Dec 142014
 

The Deluge by Adam Tooze

This book, written by an economist, offers an interesting analysis of of the period from 1916 to the Great Depression. Tooze picks an interesting moment to begin the book – 1916, The Battle of Verdun, the moment the money ran out for the Allies and America became the world’s banker (NY supplanting London), and therefore the hegemonic power of the world, which continues to this day.

I read a couple of the chapters focusing on the years of 1919 and 1920 which were very illuminating. “The explanatory power of economic history” at its best, perhaps. Looking at how the war debts and reparations and other financial factors that dominated that period through the eyes of a historian and economist is quite revealing. The financial maneuvers are all too familiar, unfortunately. It’s amazing how important it is to understand government bonds, entitlement policies and interest rates to understand much of the twentieth century’s woes. For example, understanding the role of Liberty bonds – and the interest rate on them – is an important thread of that story, especially in understanding 1920 and what followed.

I am interested in this pattern of war, followed by war debts, as an important historical ingredient in the history of nations.
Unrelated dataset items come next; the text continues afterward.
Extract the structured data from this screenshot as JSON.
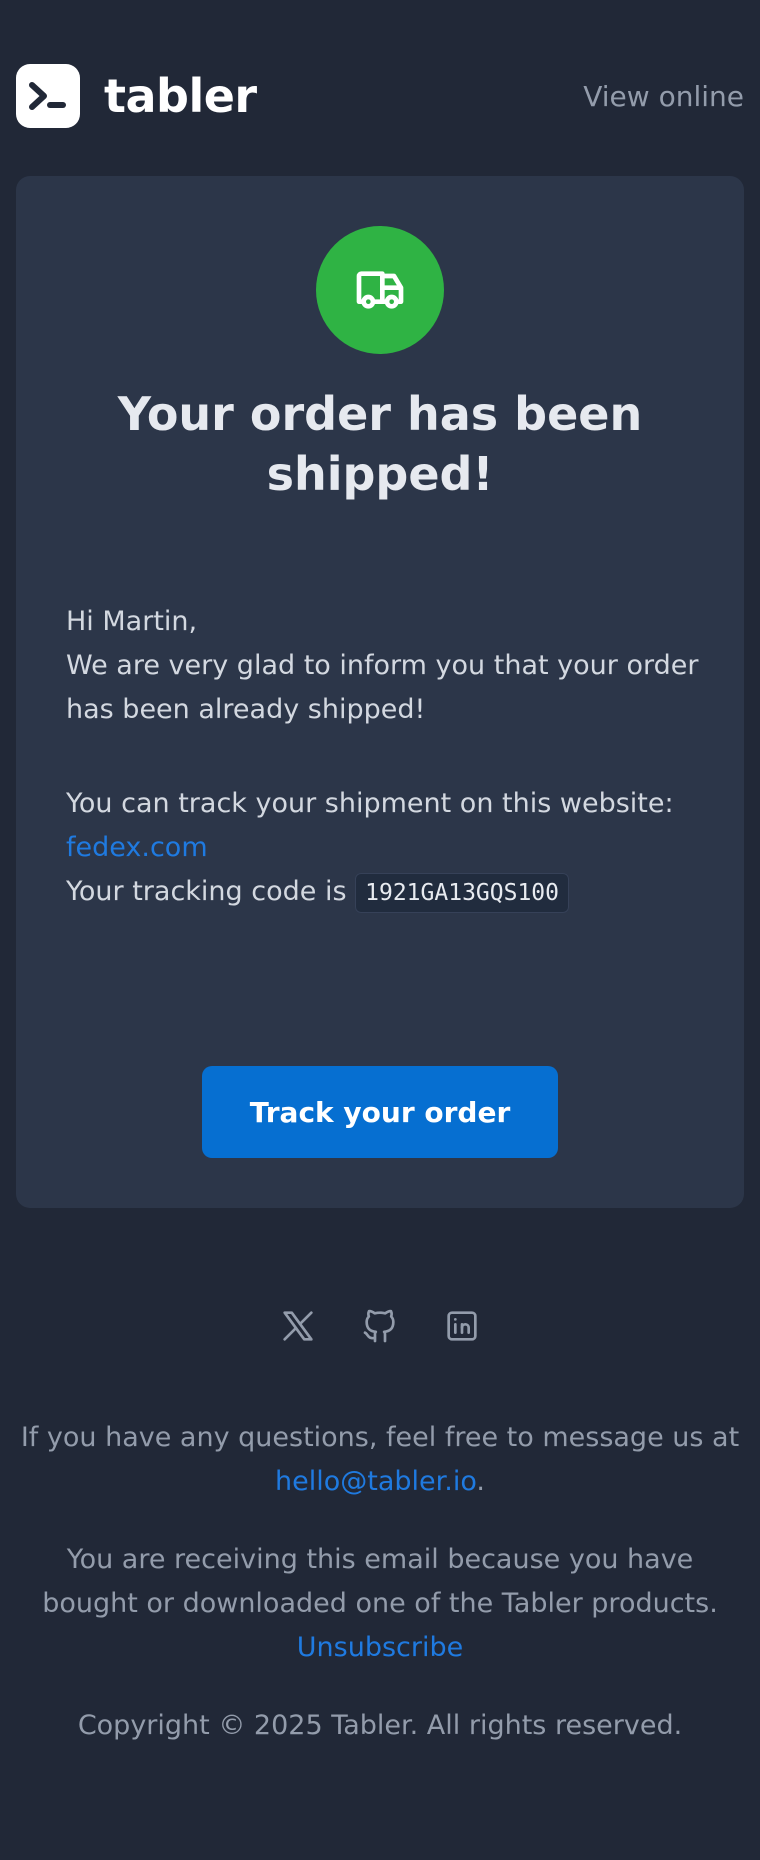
{
  "header": {
    "brand_name": "tabler",
    "view_online": "View online"
  },
  "card": {
    "title": "Your order has been shipped!",
    "greeting": "Hi Martin,",
    "message": "We are very glad to inform you that your order has been already shipped!",
    "track_intro": "You can track your shipment on this website:",
    "track_link": "fedex.com",
    "tracking_code_label": "Your tracking code is",
    "tracking_code": "1921GA13GQS100",
    "button_label": "Track your order"
  },
  "social": {
    "icons": [
      "x-icon",
      "github-icon",
      "linkedin-icon"
    ]
  },
  "footer": {
    "questions_text": "If you have any questions, feel free to message us at",
    "contact_email": "hello@tabler.io",
    "period": ".",
    "receiving_text": "You are receiving this email because you have bought or downloaded one of the Tabler products.",
    "unsubscribe": "Unsubscribe",
    "copyright": "Copyright © 2025 Tabler. All rights reserved."
  },
  "colors": {
    "background": "#212837",
    "card": "#2c3649",
    "accent_green": "#2fb344",
    "primary_blue": "#066fd1",
    "link_blue": "#1f7ae0",
    "muted_text": "#939cab"
  }
}
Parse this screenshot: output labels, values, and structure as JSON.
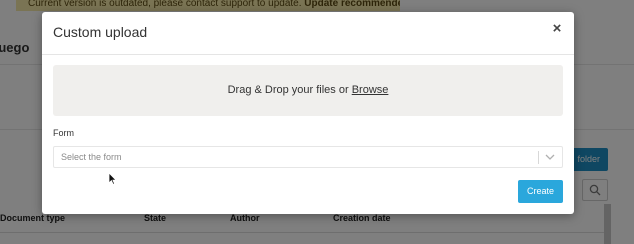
{
  "background": {
    "banner_text": "Current version is outdated, please contact support to update.",
    "banner_bold": "Update recommended",
    "page_title": "fuego",
    "folder_button": "folder",
    "columns": [
      "Document type",
      "State",
      "Author",
      "Creation date"
    ]
  },
  "modal": {
    "title": "Custom upload",
    "close_glyph": "×",
    "dropzone_prefix": "Drag & Drop your files or ",
    "dropzone_link": "Browse",
    "form_label": "Form",
    "form_select_placeholder": "Select the form",
    "create_label": "Create"
  },
  "colors": {
    "accent": "#2aa7dc",
    "overlay": "rgba(0,0,0,0.5)",
    "dropzone_bg": "#f0efed"
  },
  "icons": [
    "close-icon",
    "chevron-down-icon",
    "search-icon",
    "mouse-cursor-icon"
  ]
}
In addition to understanding the military and political battlefields, I increasingly think it is just as crucial to understand the monetary battlefields to properly understand the twentieth century.

The last chapter is on the Great Depression and by that point Tooze has ostensibly given the reader the requisite political and economic grounding to understand how the deflation-inducing policies of austerity and isolationism came to be the first instinct of the nations, plunging the world into disaster.